The AWA provides for the licensing and inspection of a few categories of animal dealer. Class-B dealers are those that obtain animals from miscellaneous sources and sell them to facilities that use and destroy them. They often trade in stolen pets. We learn in the 70-minute 2006 HBO documentary Dealing Dogs: The Betrayal of Man’s Best Friend that about 65,000 dogs are purchased by laboratories and veterinary schools each year, about 13,000 of them from class-B dealers.

Dealing Dogs follows "Pete," an undercover investigator with Last Chance for Animals, a California-based nonprofit organization the DVD box calls "a small U.S. animal-rights organization." He finds employment with the Arkansas class-B dealer Martin Creek Kennel and documents what goes on there. "Pete" shows how he wires himself for video and sound recording before work each day. He captures conversations with Martin Creek’s owner and family members who work there -- and the heart of the matter: dogs suffering horribly, so horribly at times that many viewers will not be able to watch all the way through.

We get some of the haphazard sound and image we expect in undercover footage, but the film is well edited, fast-moving, entirely comprehensible, and engaging every minute. Available footage from six months’ investigative work is hundreds of times longer than this distillation.

Sickening ironies abound. The kennel’s owner is a minister at a Christian church. When "Pete" tells a worker that a dog in shock from bite wounds languishes in one of the kennel’s hundreds of barren concrete-floored cages, the worker tells "Pete" he can’t help the animal because he’s in a hurry to get to an Easter-egg hunt.
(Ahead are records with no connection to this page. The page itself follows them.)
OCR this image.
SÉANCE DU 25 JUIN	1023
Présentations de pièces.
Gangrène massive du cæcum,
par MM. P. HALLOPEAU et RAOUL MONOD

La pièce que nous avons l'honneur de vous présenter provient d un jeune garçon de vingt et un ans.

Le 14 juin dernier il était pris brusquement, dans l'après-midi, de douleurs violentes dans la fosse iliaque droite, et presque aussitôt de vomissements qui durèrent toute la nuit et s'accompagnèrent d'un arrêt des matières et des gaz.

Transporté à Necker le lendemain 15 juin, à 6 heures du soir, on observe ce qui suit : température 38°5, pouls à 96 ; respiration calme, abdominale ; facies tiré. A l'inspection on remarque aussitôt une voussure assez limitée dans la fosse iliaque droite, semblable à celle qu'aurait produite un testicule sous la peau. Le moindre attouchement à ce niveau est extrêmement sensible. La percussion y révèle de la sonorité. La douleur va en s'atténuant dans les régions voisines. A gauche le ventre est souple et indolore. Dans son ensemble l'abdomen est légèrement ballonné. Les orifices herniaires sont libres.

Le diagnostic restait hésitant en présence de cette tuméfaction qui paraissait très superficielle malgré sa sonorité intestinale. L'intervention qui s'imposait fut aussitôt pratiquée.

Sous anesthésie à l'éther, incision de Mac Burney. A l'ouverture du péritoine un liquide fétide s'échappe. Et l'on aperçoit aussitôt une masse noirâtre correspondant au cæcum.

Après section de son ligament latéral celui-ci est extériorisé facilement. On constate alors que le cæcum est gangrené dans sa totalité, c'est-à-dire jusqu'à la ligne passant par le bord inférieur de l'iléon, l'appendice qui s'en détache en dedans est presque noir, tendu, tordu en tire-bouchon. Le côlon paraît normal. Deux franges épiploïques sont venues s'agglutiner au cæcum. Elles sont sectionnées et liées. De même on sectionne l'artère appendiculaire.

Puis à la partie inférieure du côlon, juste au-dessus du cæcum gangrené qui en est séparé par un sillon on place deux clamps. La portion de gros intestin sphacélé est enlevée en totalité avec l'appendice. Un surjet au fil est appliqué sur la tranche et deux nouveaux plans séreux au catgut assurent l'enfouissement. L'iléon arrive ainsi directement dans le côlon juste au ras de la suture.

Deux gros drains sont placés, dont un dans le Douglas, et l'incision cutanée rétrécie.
Such hypocrisy makes it all the more gratifying when we learn the results of law-enforcement action -- and also that the 125 dogs seized from the kennel all got veterinary treatment and new homes.

Several years pass before convictions finally occur. Emphasizing the happy ending, however, distracts from an important fact: Exposing cruelty and seeking law-enforcement action cannot establish the legal rights that are the goal of the animal-rights movement and ostensibly of Last Chance for Animals. As a long-time animal-rights advocate, I understand that countless animal exploiters are operating with impunity and that neither the AWA nor any other law can afford animals meaningful protection as long as they are property. "Pete" and Last Chance for Animals have done a good job exposing Martin Creek Kennel. But isn’t it what the government should be doing if it claims to enforce meaningful animal-welfare laws?